#ifndef NSYNC_WAITER_H_
#define NSYNC_WAITER_H_
#include "third_party/nsync/time.h"
COSMOPOLITAN_C_START_

/* nsync_wait_n() allows the client to wait on multiple objects
   (condition variables, nsync_notes, nsync_counters, etc.) until at
   least one of them becomes ready, or a deadline expires.

   It can be thought of as rather like Unix's select() or poll(), except
   the the objects being waited for are synchronization data structures,
   rather than file descriptors.

   The client can construct new objects that can be waited for by
   implementing three routines.

   Examples:

   To wait on two nsync_notes n0, n1, and a nsync_counter c0, with a
   deadline of abs_deadline:

       // Form an array of struct nsync_waitable_s, identifying the
       // objects and the corresponding descriptors. (Static
       // initialization syntax is used for brevity.)
       static struct nsync_waitable_s w[] = {
         { &n0, &nsync_note_waitable_funcs },
         { &n1, &nsync_note_waitable_funcs },
         { &c0, &nsync_counter_waitable_funcs }
       };
       static struct nsync_waitable_s *pw[] = { &w[0], &w[1], &w[2] };
       int n = sizeof (w) / sizeof (w[0]);

       // Wait. The mu, lock, and unlock arguments are NULL because no
       // condition variables are invovled.
       int i = nsync_wait_n (NULL, NULL, NULL, abs_deadline, n, pw);
       if (i == n) {
         // timeout
       } else {
         // w[i].v became ready.
       }

    To wait on multiple condition variables, the mu/lock/unlock
    parameters are used. Imagine cv0 and cv1 are signalled when
    predicates pred0() (under lock mu0) and pred1() (under lock mu1)
    become true respectively. Assume that mu0 is acquired before mu1.

       static void lock2 (void *v) {  // lock two mutexes in order
         nsync_mu **mu = (nsync_mu **) v;
         nsync_mu_lock (mu[0]);
         nsync_mu_lock (mu[1]);
       }
       static void unlock2 (void *v) { // unlock two mutexes.
         nsync_mu **mu = (nsync_mu **) v;
         nsync_mu_unlock (mu[1]);
         nsync_mu_unlock (mu[0]);
       }

       // Describe the condition variables and the locks.
       static struct nsync_waitable_s w[] = {
         { &cv0, &nsync_cv_waitable_funcs },
         { &cv1, &nsync_cv_waitable_funcs }
       };
       static struct nsync_waitable_s *pw[] = { &w[0], &w[1] };
       nsync_mu *lock_list[] = { &mu0, &mu1 };
       int n = sizeof (w) / sizeof (w[0]);

       lock2 (list_list);
       while (!pred0 () && !pred1 ()) {
         // Wait for one of the condition variables to be signalled,
         // with no timeout.
         nsync_wait_n (lock_list, &lock2, &unlock2,
                       nsync_time_no_deadline, n, pw);
       }
       if (pred0 ()) { ... }
       if (pred1 ()) { ... }
       unlock2 (list_list);

   */

/* forward declaration of struct that contains type dependent wait
   operations */
struct nsync_waitable_funcs_s;

/* Clients wait on objects by forming an array of struct
   nsync_waitable_s.

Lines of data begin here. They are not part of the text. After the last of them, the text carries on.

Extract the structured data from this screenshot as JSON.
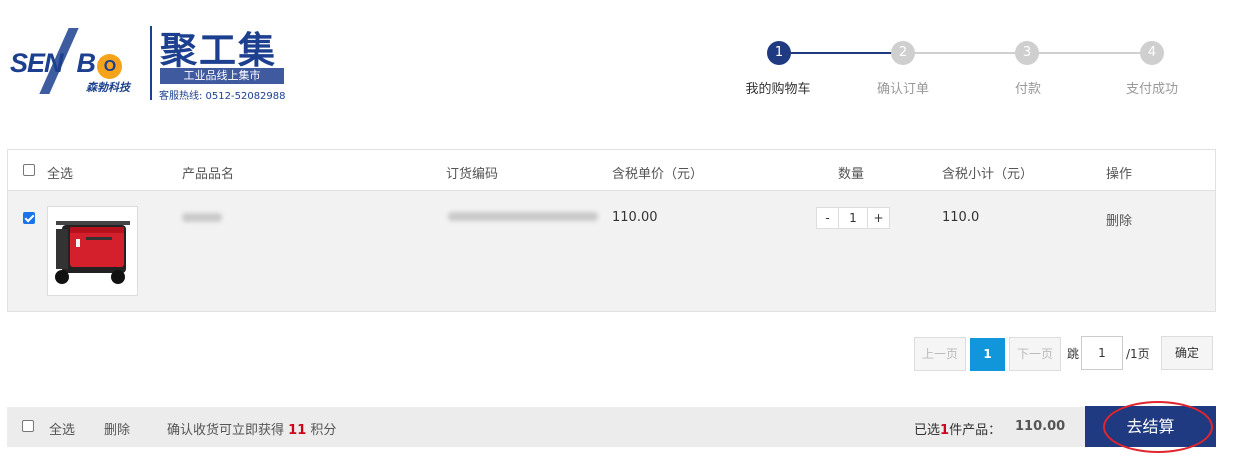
{
  "brand": {
    "logo_text": "SENBO",
    "logo_sub": "森勃科技",
    "name": "聚工集",
    "tagline": "工业品线上集市",
    "hotline": "客服热线: 0512-52082988"
  },
  "steps": [
    {
      "num": "1",
      "label": "我的购物车",
      "active": true
    },
    {
      "num": "2",
      "label": "确认订单",
      "active": false
    },
    {
      "num": "3",
      "label": "付款",
      "active": false
    },
    {
      "num": "4",
      "label": "支付成功",
      "active": false
    }
  ],
  "table": {
    "select_all": "全选",
    "columns": {
      "name": "产品品名",
      "code": "订货编码",
      "price": "含税单价（元）",
      "qty": "数量",
      "subtotal": "含税小计（元）",
      "action": "操作"
    },
    "rows": [
      {
        "checked": true,
        "image_icon": "generator-product-image",
        "price": "110.00",
        "qty_minus": "-",
        "qty": "1",
        "qty_plus": "+",
        "subtotal": "110.0",
        "delete": "删除"
      }
    ]
  },
  "pagination": {
    "prev": "上一页",
    "current": "1",
    "next": "下一页",
    "jump_prefix": "跳",
    "jump_value": "1",
    "jump_suffix": "/1页",
    "confirm": "确定"
  },
  "footer": {
    "select_all": "全选",
    "delete": "删除",
    "points_prefix": "确认收货可立即获得",
    "points_value": "11",
    "points_suffix": "积分",
    "selected_prefix": "已选",
    "selected_count": "1",
    "selected_suffix": "件产品：",
    "total": "110.00",
    "checkout": "去结算"
  },
  "colors": {
    "primary": "#1f3a80",
    "accent": "#1296db",
    "price_red": "#d0021b",
    "highlight_ring": "#e0252d"
  }
}
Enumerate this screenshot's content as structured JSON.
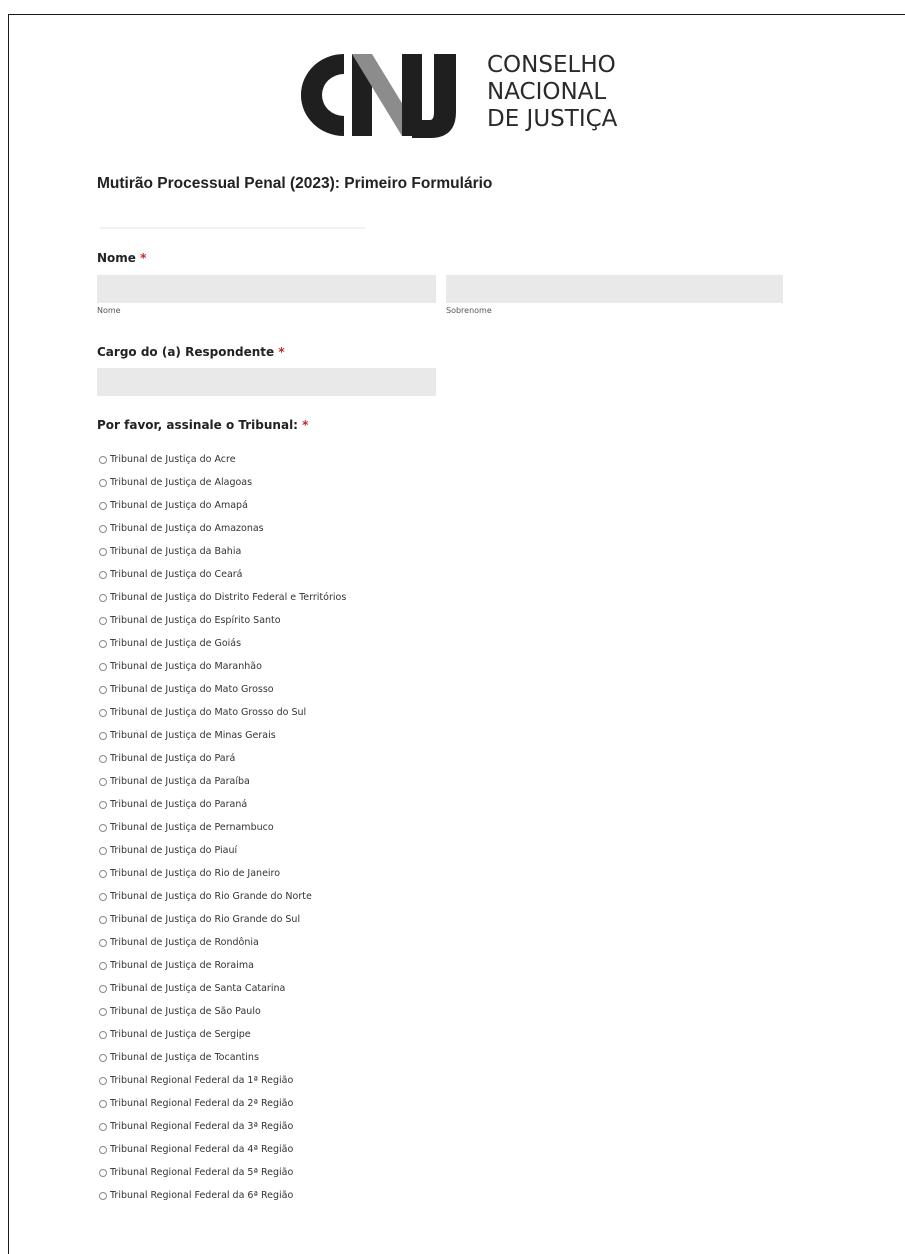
{
  "header": {
    "logo_text": "CNJ",
    "org_lines": [
      "CONSELHO",
      "NACIONAL",
      "DE JUSTIÇA"
    ]
  },
  "form": {
    "title": "Mutirão Processual Penal (2023): Primeiro Formulário",
    "required_marker": "*",
    "name_field": {
      "label": "Nome",
      "first_sublabel": "Nome",
      "last_sublabel": "Sobrenome",
      "first_value": "",
      "last_value": ""
    },
    "role_field": {
      "label": "Cargo do (a) Respondente",
      "value": ""
    },
    "court_field": {
      "label": "Por favor, assinale o Tribunal:",
      "options": [
        "Tribunal de Justiça do Acre",
        "Tribunal de Justiça de Alagoas",
        "Tribunal de Justiça do Amapá",
        "Tribunal de Justiça do Amazonas",
        "Tribunal de Justiça da Bahia",
        "Tribunal de Justiça do Ceará",
        "Tribunal de Justiça do Distrito Federal e Territórios",
        "Tribunal de Justiça do Espírito Santo",
        "Tribunal de Justiça de Goiás",
        "Tribunal de Justiça do Maranhão",
        "Tribunal de Justiça do Mato Grosso",
        "Tribunal de Justiça do Mato Grosso do Sul",
        "Tribunal de Justiça de Minas Gerais",
        "Tribunal de Justiça do Pará",
        "Tribunal de Justiça da Paraíba",
        "Tribunal de Justiça do Paraná",
        "Tribunal de Justiça de Pernambuco",
        "Tribunal de Justiça do Piauí",
        "Tribunal de Justiça do Rio de Janeiro",
        "Tribunal de Justiça do Rio Grande do Norte",
        "Tribunal de Justiça do Rio Grande do Sul",
        "Tribunal de Justiça de Rondônia",
        "Tribunal de Justiça de Roraima",
        "Tribunal de Justiça de Santa Catarina",
        "Tribunal de Justiça de São Paulo",
        "Tribunal de Justiça de Sergipe",
        "Tribunal de Justiça de Tocantins",
        "Tribunal Regional Federal da 1ª Região",
        "Tribunal Regional Federal da 2ª Região",
        "Tribunal Regional Federal da 3ª Região",
        "Tribunal Regional Federal da 4ª Região",
        "Tribunal Regional Federal da 5ª Região",
        "Tribunal Regional Federal da 6ª Região"
      ]
    }
  },
  "colors": {
    "required_star": "#c62828",
    "input_background": "#e9e9e9",
    "logo_dark": "#1f1f1f",
    "logo_gray": "#8c8c8c"
  }
}
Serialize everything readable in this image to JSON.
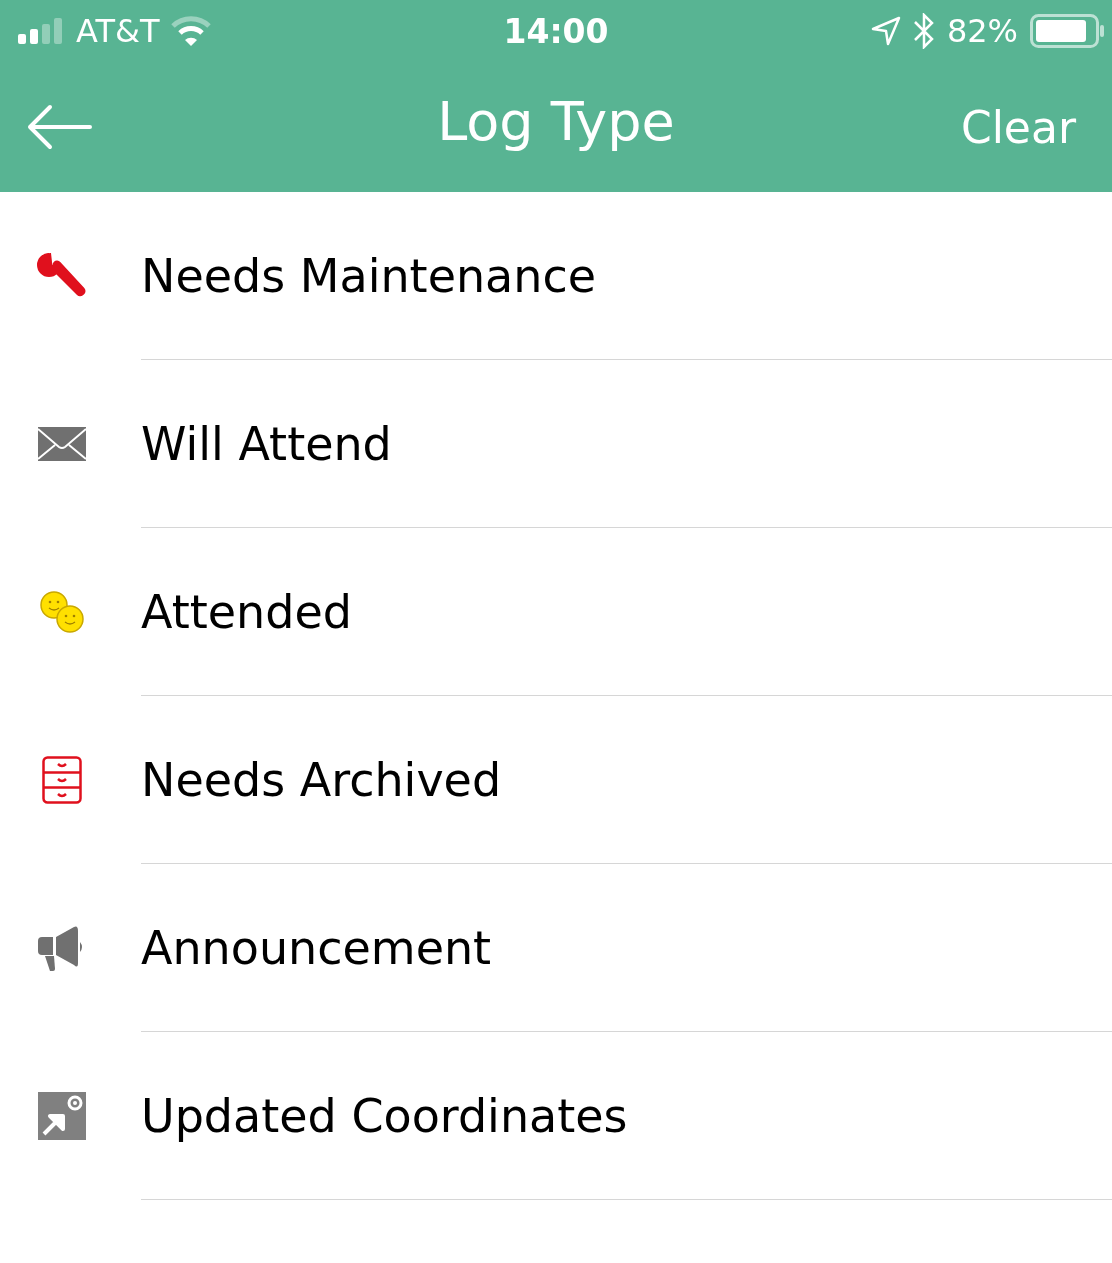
{
  "status_bar": {
    "carrier": "AT&T",
    "time": "14:00",
    "battery": "82%"
  },
  "nav": {
    "title": "Log Type",
    "action": "Clear"
  },
  "items": [
    {
      "kind": "wrench",
      "label": "Needs Maintenance"
    },
    {
      "kind": "envelope",
      "label": "Will Attend"
    },
    {
      "kind": "smileys",
      "label": "Attended"
    },
    {
      "kind": "cabinet",
      "label": "Needs Archived"
    },
    {
      "kind": "megaphone",
      "label": "Announcement"
    },
    {
      "kind": "location",
      "label": "Updated Coordinates"
    }
  ]
}
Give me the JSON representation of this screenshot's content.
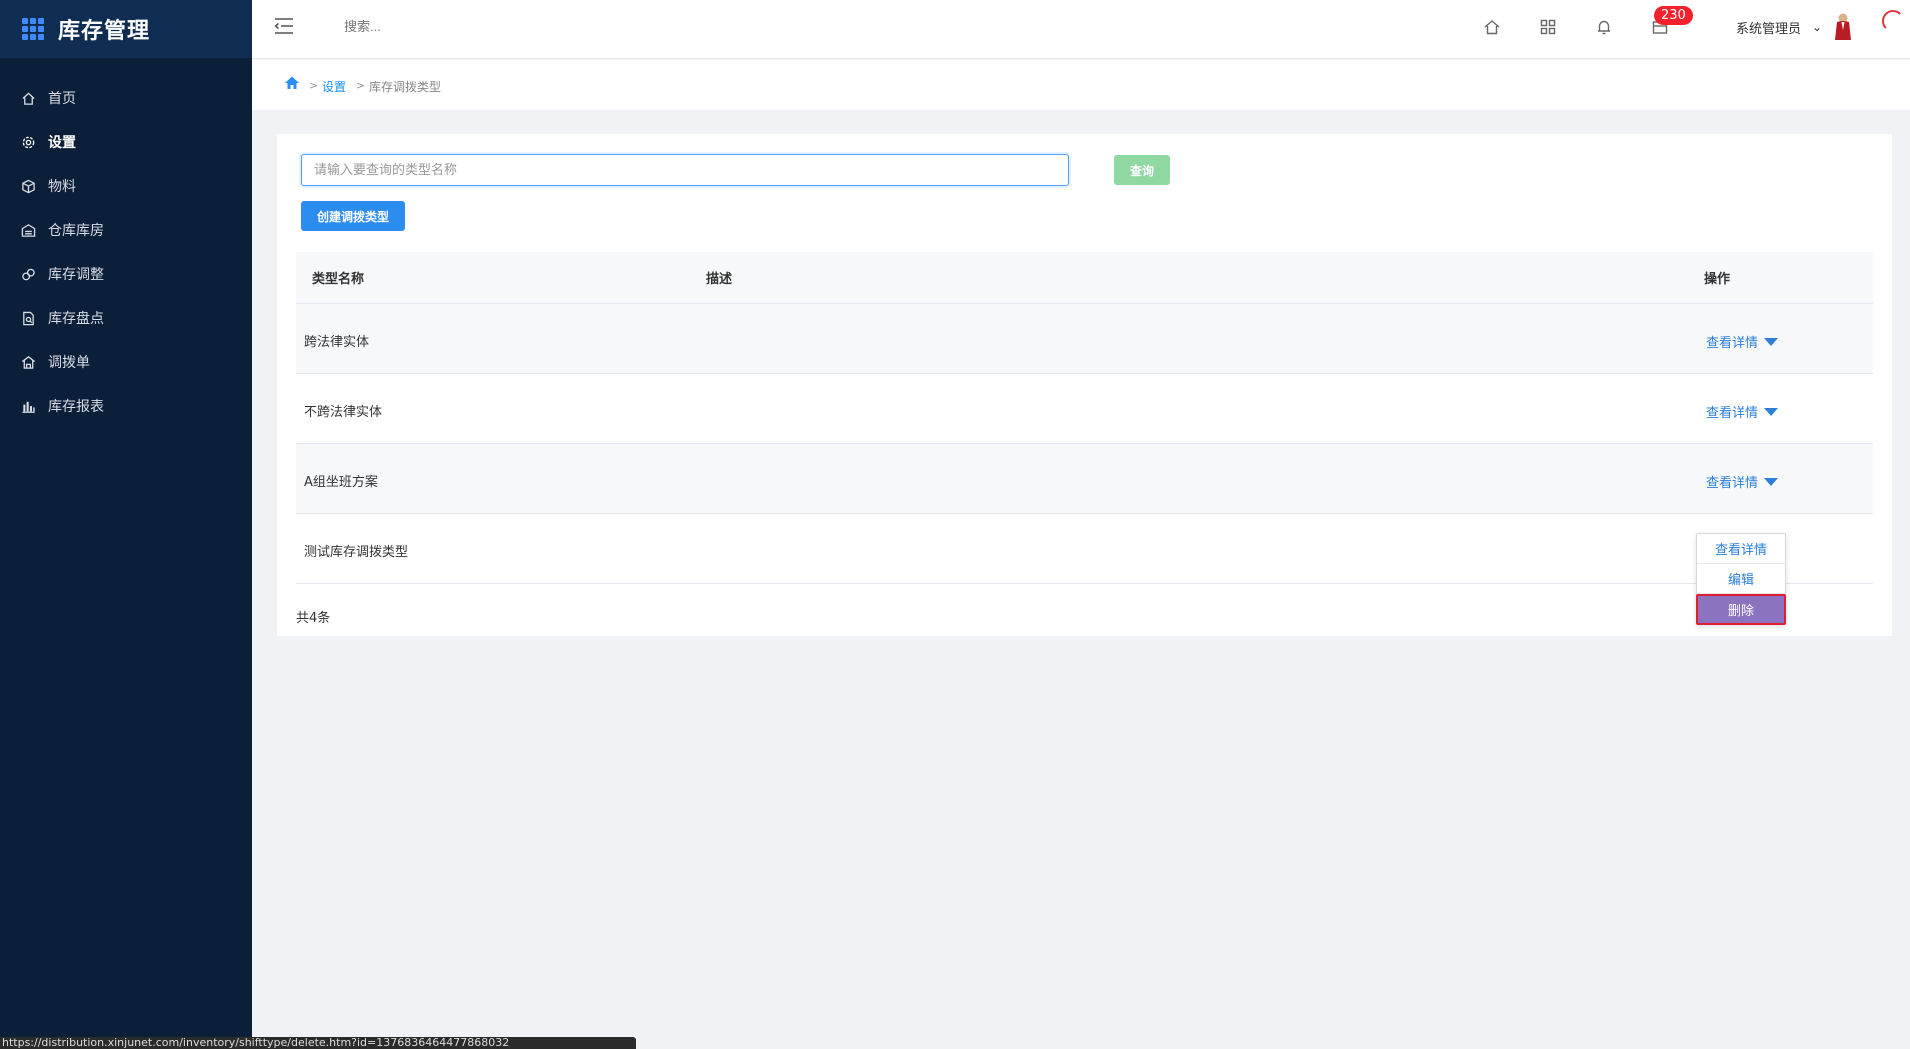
{
  "sidebar": {
    "title": "库存管理",
    "items": [
      {
        "label": "首页",
        "icon": "home-icon"
      },
      {
        "label": "设置",
        "icon": "gear-icon"
      },
      {
        "label": "物料",
        "icon": "box-icon"
      },
      {
        "label": "仓库库房",
        "icon": "warehouse-icon"
      },
      {
        "label": "库存调整",
        "icon": "adjust-icon"
      },
      {
        "label": "库存盘点",
        "icon": "inventory-check-icon"
      },
      {
        "label": "调拨单",
        "icon": "transfer-icon"
      },
      {
        "label": "库存报表",
        "icon": "bar-chart-icon"
      }
    ],
    "active_index": 1
  },
  "header": {
    "search_placeholder": "搜索...",
    "notification_count": "230",
    "user_name": "系统管理员"
  },
  "breadcrumb": {
    "items": [
      "设置",
      "库存调拨类型"
    ],
    "separator": ">"
  },
  "main": {
    "search_placeholder": "请输入要查询的类型名称",
    "search_value": "",
    "query_label": "查询",
    "create_label": "创建调拨类型",
    "table": {
      "headers": {
        "name": "类型名称",
        "description": "描述",
        "actions": "操作"
      },
      "rows": [
        {
          "name": "跨法律实体",
          "description": "",
          "action": "查看详情"
        },
        {
          "name": "不跨法律实体",
          "description": "",
          "action": "查看详情"
        },
        {
          "name": "A组坐班方案",
          "description": "",
          "action": "查看详情"
        },
        {
          "name": "测试库存调拨类型",
          "description": "",
          "action": "查看详情"
        }
      ]
    },
    "total": "共4条",
    "dropdown": {
      "items": [
        "查看详情",
        "编辑",
        "删除"
      ]
    }
  },
  "status_bar": "https://distribution.xinjunet.com/inventory/shifttype/delete.htm?id=1376836464477868032",
  "colors": {
    "sidebar_bg": "#0b1f38",
    "brand_bg": "#0f2d52",
    "primary": "#2d8cf0",
    "query_button": "#8fd8a2",
    "badge": "#f5222d",
    "delete_bg": "#8b73c0",
    "link": "#2d7fd8"
  }
}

Each each element points to one object and its
   type-dependent functions. */
struct nsync_waitable_s {
  /* pointer to object */
  void *v;
  /* pointer to type-dependent functions. Use
     &nsync_note_waitable_funcs for an nsync_note,
     &nsync_counternote_waitable_funcs for an nsync_counter,
     &nsync_cv_waitable_funcs for an nsync_cv. */
  const struct nsync_waitable_funcs_s *funcs;
};

/* Wait until at least one of *waitable[0,..,count-1] is has been
   notified, or abs_deadline is reached. Return the index of the
   notified element of waitable[], or count if no such element exists.
   If mu!=NULL, (*unlock)(mu) is called after the thread is queued on
   the various waiters, and (*lock)(mu) is called before return;
   mu/lock/unlock are used to acquire and release the relevant locks
   whan waiting on condition variables. */
int nsync_wait_n(void *mu, void (*lock)(void *), void (*unlock)(void *),
                 nsync_time abs_deadline, int count,
                 struct nsync_waitable_s *waitable[]);

/* A "struct nsync_waitable_s" implementation must implement these
   functions. Clients should ignore the internals. */
struct nsync_waiter_s;
struct nsync_waitable_funcs_s {

  /* Return the time when *v will be ready (max time if unknown), or 0
     if it is already ready. The parameter nw may be passed as NULL, in
     which case the result should indicate whether the thread would
     block if it were to wait on *v. All calls with the same *v must
     report the same result until the object becomes ready, from which
     point calls must report 0. */
  nsync_time (*ready_time)(void *v, struct nsync_waiter_s *nw);

  /* If *v is ready, return zero; otherwise enqueue *nw on *v and return
     non-zero. */
  int (*enqueue)(void *v, struct nsync_waiter_s *nw);

  /* If nw has been previously dequeued, return zero; otherwise dequeue
   *nw from *v and return non-zero.  */
  int (*dequeue)(void *v, struct nsync_waiter_s *nw);
};

/* The "struct nsync_waitable_s" for nsync_note, nsync_counter, and nsync_cv. */
extern const struct nsync_waitable_funcs_s nsync_note_waitable_funcs;
extern const struct nsync_waitable_funcs_s nsync_counter_waitable_funcs;
extern const struct nsync_waitable_funcs_s nsync_cv_waitable_funcs;

COSMOPOLITAN_C_END_
#endif /* NSYNC_WAITER_H_ */